Walk in any of the bountifully stocked department stores along Jianguomenwai and you feel suddenly thrust into a scene as familiar as Hudson's or Macy's or Marshall Field's. The largest McDonald's outlet in the world turns out Big Macs for the masses just a few blocks east of Tiananmen Square.

In Shanghai, the sense of progress is even stronger. Imagine Atlanta on steroids. The Pudong New Area across the Huangpu River from the old city features the Shanghai Oriental East Pearl TV & Radio Tower, like two red potatoes skewered on a shishkabob stick. Brimming with high-rise office buildings, industrial parks and apartment buildings, on what used to be mud flats and rice paddies, Pudong has blossomed just within the last five years.

A parade of concrete trestles define the path of the next leg of expressway. In what some Chinese see as an excessive invasion of western marketing muscle, 8 to 10 Pepsi sings hang over each block of Nanjing Lu. This is the primary shopping district running west from the Bund, the promenade that overlooks both the Huangpu River and the showcase of classic French and British architecture that gives China's largest city (pop. 14 million and growing) its international flair.

About four miles west of the Bund is a stretch of extremely upscale retail development along Huaihai Lu, including a ritzy store opened recently by Isetan of Tokyo. The place even has its own parking lot, or car park, full of Mercedes and Lexus sedans, as well as a couple Chrysler and Mazda minivans, probably all slipped in through Hong Kong.

True, China lacks both a fully developed system of consumer credit or an adequate retail network to convert the dream of private car ownership to reality. But Auto China '96, held in Beijing in late June, attests to the spiraling awareness and desires of a population still giddy from its first flirtations with western-fed consumerism.

The young opening-day crowd rushed exhibit stands as if their favorite rock stars or movie idols were about to burst onstage.
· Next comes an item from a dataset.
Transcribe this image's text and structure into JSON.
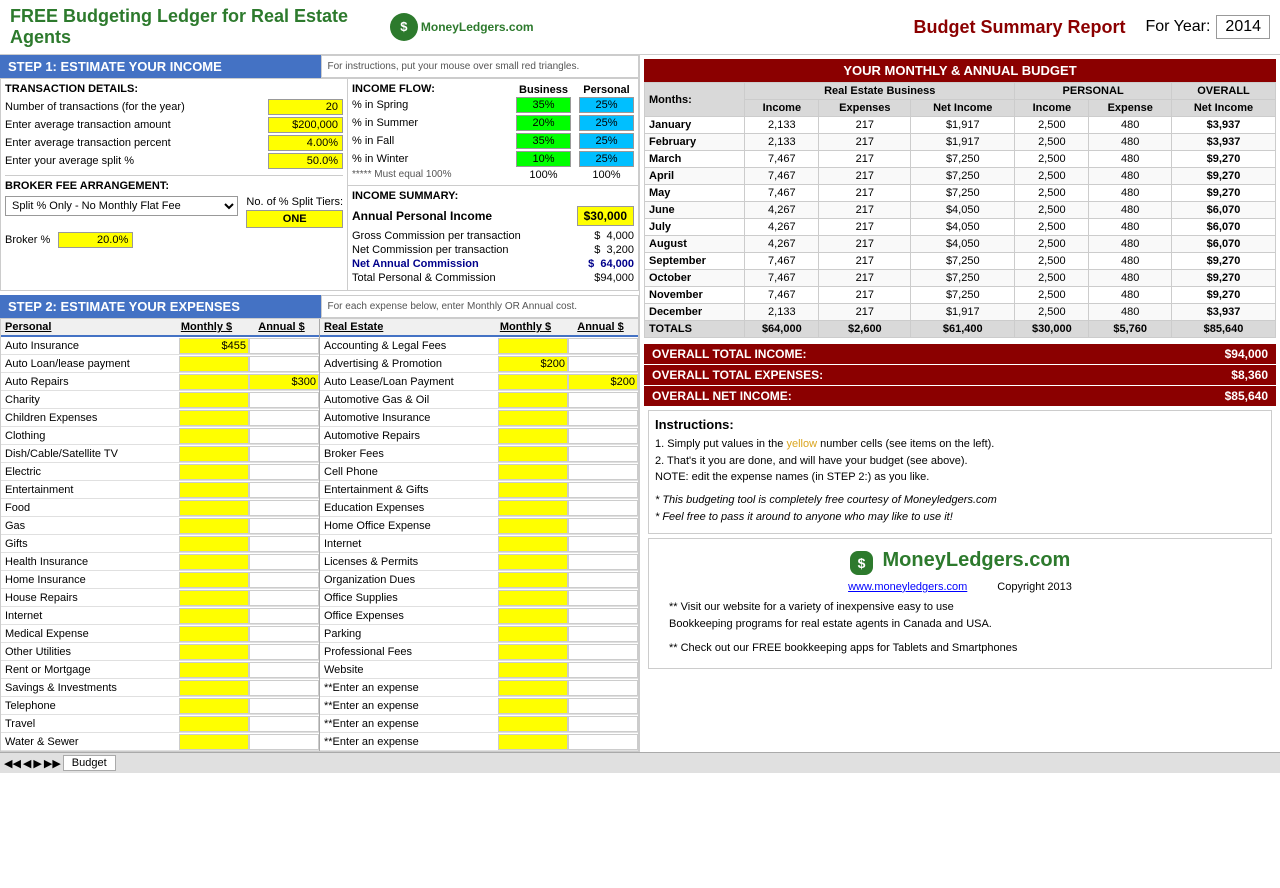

In a small room behind the Ford exhibit a dozen young men grapple for bags filled with brochures, as if they were free passes to an amusement park or a World Cup soccer match.

"This is something we only dream of today, but someday, maybe when I am my parents' age, I can own my own car." says Chen Zhu Wei, a 16-year-old Beijing resident who was particularly impressed by a Dodge Viper. "There was I time when my parents thought they would never own a television, and now they do."

Let's keep this in perspective. The government will remain the primary customer of cars and trucks for the near to mid-term future. This year, between the hundreds of low-volume domestic vehicle makes and the half-dozen major players, China will build more cars and trucks than it can sell.

Then there's the huge question of what happens to this economic growth as marginal domestic enterprises are allowed to fail, putting significant numbers of people out of work. Will the joint ventures pick them up?

"There's a little bit of the Wild West about this place now," says Majdi Abulaban, managing director for Delphi Packard Electric Shanghai Ltd. "There's a great awareness here that they need to catch up, and they need help to do that. They're selling part of most every viable business they own. It takes a lot of self-confidence to take a risk like that."